The most accomplished of liars eventually come to believe their own lies. And so it is that the people who have been insisting for years that “nobody wants to take away your guns” cannot stop repeating that lie even when they are openly proposing the confiscation of the most commonly owned firearms in the United States.
In March, Joe Biden threatened to slap a construction worker from Michigan after the worker told him he was worried that Biden wanted to “take away our guns.” “I’m not taking your gun away at all,” Biden said angrily, pointing his finger in the man’s face and cursing at him. “That’s bull----.” For this outburst, Biden was widely praised in the press.
But what the worker had said was not bull---- at all, and we can tell as much by looking at Biden’s own words. Asked last year by CNN’s Anderson Cooper whether “a Biden administration means they’re going to come for my guns,” Biden confirmed that it would. “Bingo!” Biden told Cooper, smiling. “You’re right if you have an assault weapon. The fact of the matter is, they should be illegal, period. Look, the Second Amendment doesn’t say you can’t restrict the kinds of weapons people can own.”
This attitude was echoed a few days before the event in Michigan, when Biden publicly told Beto O’Rourke, “You’re going to take care of the gun problem with me. You’re going to be the one who leads this effort. I’m counting on ya.”
Given that O’Rourke is primarily famous these days for having told Americans on live television, “Hell, yes, we’re going to take your AR-15,” and then for having sold t-shirts with those words emblazoned proudly across their fronts, one wonders what voters were supposed to assume Biden meant by this endorsement. As far as political statements go, “Bingo! You’re right” is about as straightforward as it gets.

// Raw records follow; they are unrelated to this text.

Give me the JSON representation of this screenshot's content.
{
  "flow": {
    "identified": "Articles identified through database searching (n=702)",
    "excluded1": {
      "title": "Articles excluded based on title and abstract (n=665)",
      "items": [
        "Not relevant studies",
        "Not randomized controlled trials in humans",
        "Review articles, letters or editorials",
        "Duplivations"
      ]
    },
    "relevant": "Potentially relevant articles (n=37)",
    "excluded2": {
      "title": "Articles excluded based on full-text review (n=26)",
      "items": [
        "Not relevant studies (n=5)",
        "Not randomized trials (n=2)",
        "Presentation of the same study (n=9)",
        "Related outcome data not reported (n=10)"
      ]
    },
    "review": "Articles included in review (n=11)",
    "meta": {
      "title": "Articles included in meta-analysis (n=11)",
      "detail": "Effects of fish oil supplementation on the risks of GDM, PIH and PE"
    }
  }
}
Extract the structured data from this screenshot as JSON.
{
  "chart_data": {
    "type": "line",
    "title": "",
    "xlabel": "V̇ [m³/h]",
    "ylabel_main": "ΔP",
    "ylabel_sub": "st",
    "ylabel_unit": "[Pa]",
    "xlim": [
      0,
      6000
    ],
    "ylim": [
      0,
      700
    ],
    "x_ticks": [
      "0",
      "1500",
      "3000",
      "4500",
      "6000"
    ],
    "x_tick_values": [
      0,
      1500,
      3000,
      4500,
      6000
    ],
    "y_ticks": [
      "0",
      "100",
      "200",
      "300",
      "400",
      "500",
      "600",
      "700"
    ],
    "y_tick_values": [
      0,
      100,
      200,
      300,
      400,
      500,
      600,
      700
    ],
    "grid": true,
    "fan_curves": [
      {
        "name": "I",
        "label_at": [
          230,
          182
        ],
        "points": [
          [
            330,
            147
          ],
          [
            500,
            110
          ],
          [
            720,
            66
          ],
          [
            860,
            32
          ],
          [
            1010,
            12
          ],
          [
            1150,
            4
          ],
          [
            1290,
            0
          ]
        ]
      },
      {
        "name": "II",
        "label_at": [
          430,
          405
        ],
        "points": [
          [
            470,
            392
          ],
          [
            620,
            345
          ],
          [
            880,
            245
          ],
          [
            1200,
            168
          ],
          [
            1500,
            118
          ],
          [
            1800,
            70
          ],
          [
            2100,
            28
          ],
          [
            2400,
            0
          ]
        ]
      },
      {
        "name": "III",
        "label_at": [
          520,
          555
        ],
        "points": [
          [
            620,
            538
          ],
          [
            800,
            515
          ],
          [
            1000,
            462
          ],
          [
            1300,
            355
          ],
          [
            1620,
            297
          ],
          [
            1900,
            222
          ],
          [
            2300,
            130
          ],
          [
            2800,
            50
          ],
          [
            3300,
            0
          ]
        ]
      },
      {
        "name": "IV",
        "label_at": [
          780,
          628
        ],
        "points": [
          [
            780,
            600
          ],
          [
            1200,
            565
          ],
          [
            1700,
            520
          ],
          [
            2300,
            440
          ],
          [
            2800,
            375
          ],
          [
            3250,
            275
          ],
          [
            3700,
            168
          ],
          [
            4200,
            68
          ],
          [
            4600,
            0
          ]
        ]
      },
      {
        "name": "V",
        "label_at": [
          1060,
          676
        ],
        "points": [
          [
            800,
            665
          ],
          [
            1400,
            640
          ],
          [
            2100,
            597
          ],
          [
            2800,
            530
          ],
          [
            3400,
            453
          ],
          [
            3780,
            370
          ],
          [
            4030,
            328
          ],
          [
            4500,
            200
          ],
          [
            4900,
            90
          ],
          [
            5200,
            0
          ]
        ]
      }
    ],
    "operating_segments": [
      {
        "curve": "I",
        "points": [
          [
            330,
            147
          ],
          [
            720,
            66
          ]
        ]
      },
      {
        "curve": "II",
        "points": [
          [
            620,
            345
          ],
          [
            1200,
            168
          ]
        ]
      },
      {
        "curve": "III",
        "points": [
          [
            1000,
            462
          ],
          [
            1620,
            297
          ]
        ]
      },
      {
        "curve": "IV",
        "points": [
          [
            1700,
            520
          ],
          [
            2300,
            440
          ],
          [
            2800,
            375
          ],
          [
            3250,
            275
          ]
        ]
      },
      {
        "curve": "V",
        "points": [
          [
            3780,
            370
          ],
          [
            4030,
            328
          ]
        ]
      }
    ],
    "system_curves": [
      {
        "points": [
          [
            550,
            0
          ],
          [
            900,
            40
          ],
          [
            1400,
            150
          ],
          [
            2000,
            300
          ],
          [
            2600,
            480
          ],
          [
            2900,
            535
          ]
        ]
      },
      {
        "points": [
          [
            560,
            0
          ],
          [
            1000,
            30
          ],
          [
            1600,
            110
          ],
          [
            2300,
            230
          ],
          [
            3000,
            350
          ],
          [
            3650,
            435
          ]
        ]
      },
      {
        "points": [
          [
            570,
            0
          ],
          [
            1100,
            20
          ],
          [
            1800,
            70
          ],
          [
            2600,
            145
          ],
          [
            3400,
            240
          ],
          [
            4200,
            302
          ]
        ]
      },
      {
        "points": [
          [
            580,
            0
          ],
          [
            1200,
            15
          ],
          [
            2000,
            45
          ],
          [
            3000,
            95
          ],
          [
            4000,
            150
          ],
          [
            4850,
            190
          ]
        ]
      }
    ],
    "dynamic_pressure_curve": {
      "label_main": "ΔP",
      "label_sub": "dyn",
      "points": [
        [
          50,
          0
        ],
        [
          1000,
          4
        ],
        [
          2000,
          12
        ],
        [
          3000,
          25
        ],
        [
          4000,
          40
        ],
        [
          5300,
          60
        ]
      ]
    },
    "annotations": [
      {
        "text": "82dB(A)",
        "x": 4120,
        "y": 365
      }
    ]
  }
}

The episode demonstrated once again that, in 2020, “we’re not going to take away your guns” has become little more than a thoughtless throat-clearing exercise. Members of Virginia’s legislature repeatedly said “nobody is trying to take away your guns” while they endorsed a bill that would have done exactly that. Gun-control groups repeat “nobody is trying to take away your guns” at the same time as they funnel money and support to politicians who openly pledge confiscation drives. Even Beto O’Rourke said it—before he didn’t.

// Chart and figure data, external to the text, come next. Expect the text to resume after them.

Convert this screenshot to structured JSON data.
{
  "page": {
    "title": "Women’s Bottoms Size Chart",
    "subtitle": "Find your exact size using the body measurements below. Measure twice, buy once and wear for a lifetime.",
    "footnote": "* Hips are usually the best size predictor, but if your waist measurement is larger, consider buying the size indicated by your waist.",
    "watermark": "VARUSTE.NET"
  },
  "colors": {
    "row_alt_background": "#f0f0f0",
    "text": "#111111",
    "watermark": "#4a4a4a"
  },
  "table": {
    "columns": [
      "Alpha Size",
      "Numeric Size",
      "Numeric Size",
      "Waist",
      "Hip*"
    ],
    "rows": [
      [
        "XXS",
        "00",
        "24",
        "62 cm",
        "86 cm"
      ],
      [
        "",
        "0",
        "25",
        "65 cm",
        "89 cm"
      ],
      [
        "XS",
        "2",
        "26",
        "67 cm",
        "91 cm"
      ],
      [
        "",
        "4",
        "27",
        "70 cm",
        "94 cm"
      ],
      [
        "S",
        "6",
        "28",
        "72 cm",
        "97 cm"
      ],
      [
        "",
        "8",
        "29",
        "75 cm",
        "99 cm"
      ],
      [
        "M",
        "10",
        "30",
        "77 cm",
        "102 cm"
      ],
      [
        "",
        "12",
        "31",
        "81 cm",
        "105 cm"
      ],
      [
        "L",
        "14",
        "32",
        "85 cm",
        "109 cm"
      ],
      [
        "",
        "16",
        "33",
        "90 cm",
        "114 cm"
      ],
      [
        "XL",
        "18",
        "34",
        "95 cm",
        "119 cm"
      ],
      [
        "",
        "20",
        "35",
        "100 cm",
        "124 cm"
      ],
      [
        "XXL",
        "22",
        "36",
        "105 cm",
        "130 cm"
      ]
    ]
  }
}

The “nobody is trying to take away your guns” claim is merely another way of conveying “don’t get mad at me, but....” It is a tic indulged by politicians and activists who sense deep down that their position is extreme and unworkable but who don’t quite want to admit that to themselves. Reflecting on Beto’s failed presidential run, “The View’s” Joy Behar gave the game away when she advised gun-control advocates not to announce “everything they’re going to do” ahead of time. “If you are going to take people’s guns away,” Behar counseled, “wait until you get elected and then take them away. Don’t tell them.”

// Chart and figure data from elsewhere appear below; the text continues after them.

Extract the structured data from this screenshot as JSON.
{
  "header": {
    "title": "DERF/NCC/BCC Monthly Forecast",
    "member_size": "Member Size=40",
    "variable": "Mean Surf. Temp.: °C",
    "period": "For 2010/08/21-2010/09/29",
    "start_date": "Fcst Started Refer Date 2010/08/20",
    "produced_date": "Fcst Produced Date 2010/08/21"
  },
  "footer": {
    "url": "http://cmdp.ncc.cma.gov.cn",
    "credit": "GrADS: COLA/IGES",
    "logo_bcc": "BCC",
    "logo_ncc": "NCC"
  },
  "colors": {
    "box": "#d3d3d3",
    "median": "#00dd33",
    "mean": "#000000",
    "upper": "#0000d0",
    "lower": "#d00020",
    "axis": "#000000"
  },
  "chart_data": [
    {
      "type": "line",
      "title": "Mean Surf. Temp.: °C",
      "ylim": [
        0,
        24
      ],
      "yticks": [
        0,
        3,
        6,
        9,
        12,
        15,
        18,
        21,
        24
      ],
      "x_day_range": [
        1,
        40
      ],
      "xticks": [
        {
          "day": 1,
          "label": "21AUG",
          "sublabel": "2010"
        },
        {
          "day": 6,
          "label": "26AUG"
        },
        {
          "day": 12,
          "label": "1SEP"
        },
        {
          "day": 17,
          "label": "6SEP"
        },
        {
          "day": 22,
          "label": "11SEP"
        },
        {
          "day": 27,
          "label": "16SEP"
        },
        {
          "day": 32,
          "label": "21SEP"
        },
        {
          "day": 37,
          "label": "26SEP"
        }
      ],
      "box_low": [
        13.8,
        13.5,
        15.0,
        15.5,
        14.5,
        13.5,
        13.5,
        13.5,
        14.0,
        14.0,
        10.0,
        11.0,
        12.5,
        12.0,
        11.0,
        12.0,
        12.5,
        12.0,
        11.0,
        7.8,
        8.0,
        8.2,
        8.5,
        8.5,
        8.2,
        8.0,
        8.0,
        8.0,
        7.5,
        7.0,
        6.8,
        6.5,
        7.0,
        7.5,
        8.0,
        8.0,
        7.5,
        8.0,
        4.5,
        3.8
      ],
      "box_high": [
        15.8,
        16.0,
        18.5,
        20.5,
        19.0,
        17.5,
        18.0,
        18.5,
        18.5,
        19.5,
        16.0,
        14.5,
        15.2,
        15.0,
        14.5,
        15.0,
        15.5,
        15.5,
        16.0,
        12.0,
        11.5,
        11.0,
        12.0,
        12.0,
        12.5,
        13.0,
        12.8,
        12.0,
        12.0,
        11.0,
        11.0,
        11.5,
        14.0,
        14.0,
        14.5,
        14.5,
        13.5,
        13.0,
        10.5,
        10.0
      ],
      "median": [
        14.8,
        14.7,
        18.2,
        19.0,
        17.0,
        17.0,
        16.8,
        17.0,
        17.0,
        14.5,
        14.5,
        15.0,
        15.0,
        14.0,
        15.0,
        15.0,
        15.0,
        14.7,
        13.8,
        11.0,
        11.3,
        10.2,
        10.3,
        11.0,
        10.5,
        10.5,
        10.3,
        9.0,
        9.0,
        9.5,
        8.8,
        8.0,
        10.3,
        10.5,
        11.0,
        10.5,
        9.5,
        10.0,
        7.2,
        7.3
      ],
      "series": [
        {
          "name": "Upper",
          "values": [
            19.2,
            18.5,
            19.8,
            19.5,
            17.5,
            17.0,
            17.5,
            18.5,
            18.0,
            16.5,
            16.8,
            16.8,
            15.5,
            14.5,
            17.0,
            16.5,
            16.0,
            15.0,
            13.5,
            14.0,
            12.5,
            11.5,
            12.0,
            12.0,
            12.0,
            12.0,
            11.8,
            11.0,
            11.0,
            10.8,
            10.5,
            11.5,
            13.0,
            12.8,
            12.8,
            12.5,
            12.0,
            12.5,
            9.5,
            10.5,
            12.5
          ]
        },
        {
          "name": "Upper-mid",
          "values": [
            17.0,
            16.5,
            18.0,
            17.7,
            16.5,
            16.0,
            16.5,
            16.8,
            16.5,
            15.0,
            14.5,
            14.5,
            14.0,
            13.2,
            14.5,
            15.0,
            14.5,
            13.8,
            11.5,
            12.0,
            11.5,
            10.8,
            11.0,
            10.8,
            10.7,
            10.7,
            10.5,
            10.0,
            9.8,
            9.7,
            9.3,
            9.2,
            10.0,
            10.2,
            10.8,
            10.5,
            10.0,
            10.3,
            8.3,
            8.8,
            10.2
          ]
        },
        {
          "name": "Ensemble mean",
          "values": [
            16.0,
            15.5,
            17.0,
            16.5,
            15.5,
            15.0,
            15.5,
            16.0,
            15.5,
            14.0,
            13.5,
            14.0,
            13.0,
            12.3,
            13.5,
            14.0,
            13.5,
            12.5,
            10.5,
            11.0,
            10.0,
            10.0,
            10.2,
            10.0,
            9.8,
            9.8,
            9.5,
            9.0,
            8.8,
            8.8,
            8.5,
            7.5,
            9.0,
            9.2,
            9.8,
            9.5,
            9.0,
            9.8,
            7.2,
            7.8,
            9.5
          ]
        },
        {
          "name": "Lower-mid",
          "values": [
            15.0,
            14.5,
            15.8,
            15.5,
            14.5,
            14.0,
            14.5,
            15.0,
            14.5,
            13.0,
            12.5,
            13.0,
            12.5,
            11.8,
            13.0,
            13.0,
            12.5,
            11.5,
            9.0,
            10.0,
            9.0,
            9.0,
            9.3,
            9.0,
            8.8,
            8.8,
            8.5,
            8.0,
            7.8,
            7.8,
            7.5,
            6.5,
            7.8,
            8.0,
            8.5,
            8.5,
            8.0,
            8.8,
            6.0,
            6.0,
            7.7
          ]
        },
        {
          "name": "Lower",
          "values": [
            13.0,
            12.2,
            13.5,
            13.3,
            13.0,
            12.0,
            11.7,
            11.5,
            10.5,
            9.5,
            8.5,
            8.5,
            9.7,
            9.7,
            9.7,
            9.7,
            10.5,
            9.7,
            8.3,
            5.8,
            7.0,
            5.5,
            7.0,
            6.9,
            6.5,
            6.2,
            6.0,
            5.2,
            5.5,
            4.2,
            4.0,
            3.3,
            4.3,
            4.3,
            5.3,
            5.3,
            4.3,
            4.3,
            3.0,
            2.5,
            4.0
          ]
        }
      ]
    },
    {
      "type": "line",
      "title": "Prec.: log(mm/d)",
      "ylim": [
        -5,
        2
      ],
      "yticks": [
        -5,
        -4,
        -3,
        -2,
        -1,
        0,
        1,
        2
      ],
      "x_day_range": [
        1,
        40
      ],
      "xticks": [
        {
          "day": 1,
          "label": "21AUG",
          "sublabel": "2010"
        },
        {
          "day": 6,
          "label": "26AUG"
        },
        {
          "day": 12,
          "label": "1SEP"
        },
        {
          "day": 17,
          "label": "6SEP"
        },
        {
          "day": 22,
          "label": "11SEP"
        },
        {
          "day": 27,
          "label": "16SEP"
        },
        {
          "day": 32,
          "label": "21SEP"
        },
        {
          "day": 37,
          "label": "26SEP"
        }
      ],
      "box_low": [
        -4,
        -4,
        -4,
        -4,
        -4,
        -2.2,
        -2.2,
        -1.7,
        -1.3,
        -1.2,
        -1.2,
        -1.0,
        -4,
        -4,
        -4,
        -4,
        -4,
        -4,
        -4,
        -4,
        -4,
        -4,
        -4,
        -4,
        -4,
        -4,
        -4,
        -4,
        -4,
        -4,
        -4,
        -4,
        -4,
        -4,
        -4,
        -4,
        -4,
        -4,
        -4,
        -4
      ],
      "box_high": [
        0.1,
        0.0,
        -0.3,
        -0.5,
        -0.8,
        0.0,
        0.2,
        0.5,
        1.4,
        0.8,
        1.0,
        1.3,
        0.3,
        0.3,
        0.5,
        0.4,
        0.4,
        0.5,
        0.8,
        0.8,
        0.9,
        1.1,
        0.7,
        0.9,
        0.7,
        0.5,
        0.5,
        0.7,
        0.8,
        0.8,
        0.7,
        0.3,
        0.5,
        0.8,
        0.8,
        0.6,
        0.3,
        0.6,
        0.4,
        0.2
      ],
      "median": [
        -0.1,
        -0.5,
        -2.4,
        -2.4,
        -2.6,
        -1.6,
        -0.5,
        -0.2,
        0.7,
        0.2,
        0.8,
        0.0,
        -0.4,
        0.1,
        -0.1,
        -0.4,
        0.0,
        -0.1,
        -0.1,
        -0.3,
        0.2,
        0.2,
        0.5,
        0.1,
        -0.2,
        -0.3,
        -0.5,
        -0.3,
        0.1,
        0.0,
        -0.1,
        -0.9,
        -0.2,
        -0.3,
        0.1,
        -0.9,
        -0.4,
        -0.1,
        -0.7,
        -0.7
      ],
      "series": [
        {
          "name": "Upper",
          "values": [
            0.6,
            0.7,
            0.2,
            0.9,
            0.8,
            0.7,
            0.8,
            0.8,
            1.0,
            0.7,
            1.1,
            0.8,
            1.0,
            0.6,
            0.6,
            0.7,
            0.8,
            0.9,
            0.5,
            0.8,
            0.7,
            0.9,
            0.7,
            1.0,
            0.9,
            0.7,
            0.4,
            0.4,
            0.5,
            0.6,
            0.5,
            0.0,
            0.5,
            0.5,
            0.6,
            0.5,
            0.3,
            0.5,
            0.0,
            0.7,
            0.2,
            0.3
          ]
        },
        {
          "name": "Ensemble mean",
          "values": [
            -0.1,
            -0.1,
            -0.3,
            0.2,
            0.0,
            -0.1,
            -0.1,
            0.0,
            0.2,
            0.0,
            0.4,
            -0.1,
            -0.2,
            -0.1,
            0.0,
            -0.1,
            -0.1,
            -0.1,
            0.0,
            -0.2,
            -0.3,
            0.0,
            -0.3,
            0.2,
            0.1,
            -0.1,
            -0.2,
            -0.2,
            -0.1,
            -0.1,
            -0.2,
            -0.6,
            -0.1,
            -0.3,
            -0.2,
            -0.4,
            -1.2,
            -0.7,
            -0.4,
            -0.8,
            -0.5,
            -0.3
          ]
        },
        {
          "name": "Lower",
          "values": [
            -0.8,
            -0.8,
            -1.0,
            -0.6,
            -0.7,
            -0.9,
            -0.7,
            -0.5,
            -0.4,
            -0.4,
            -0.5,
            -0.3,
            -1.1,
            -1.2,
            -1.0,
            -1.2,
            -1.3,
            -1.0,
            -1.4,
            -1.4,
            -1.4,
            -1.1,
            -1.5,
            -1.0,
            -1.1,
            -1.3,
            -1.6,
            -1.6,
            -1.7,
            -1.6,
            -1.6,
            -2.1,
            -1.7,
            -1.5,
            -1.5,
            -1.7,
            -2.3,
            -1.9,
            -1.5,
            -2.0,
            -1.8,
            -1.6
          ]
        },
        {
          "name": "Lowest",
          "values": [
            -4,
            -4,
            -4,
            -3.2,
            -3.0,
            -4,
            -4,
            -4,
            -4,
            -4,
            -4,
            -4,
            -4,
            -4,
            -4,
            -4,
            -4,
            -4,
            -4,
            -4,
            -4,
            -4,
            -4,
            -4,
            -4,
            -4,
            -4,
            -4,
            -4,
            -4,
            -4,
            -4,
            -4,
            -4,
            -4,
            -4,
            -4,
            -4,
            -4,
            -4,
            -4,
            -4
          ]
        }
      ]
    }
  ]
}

Or, to put it another way: “Nobody wants to take away your guns.”
And yet, they do. The idea has gained currency among the political commentariat, which cannot seem to decide whether it is “common sense” or fringe, and so has taken to arguing both positions simultaneously; it became mainstream within the Democratic primary, nearly half of whose aspirants backed some confiscation measures by the time the contest really got going; and, this November, the presidential election is guaranteed to feature a Democratic candidate who, by his own admission, supports the confiscation of America’s favorite rifle.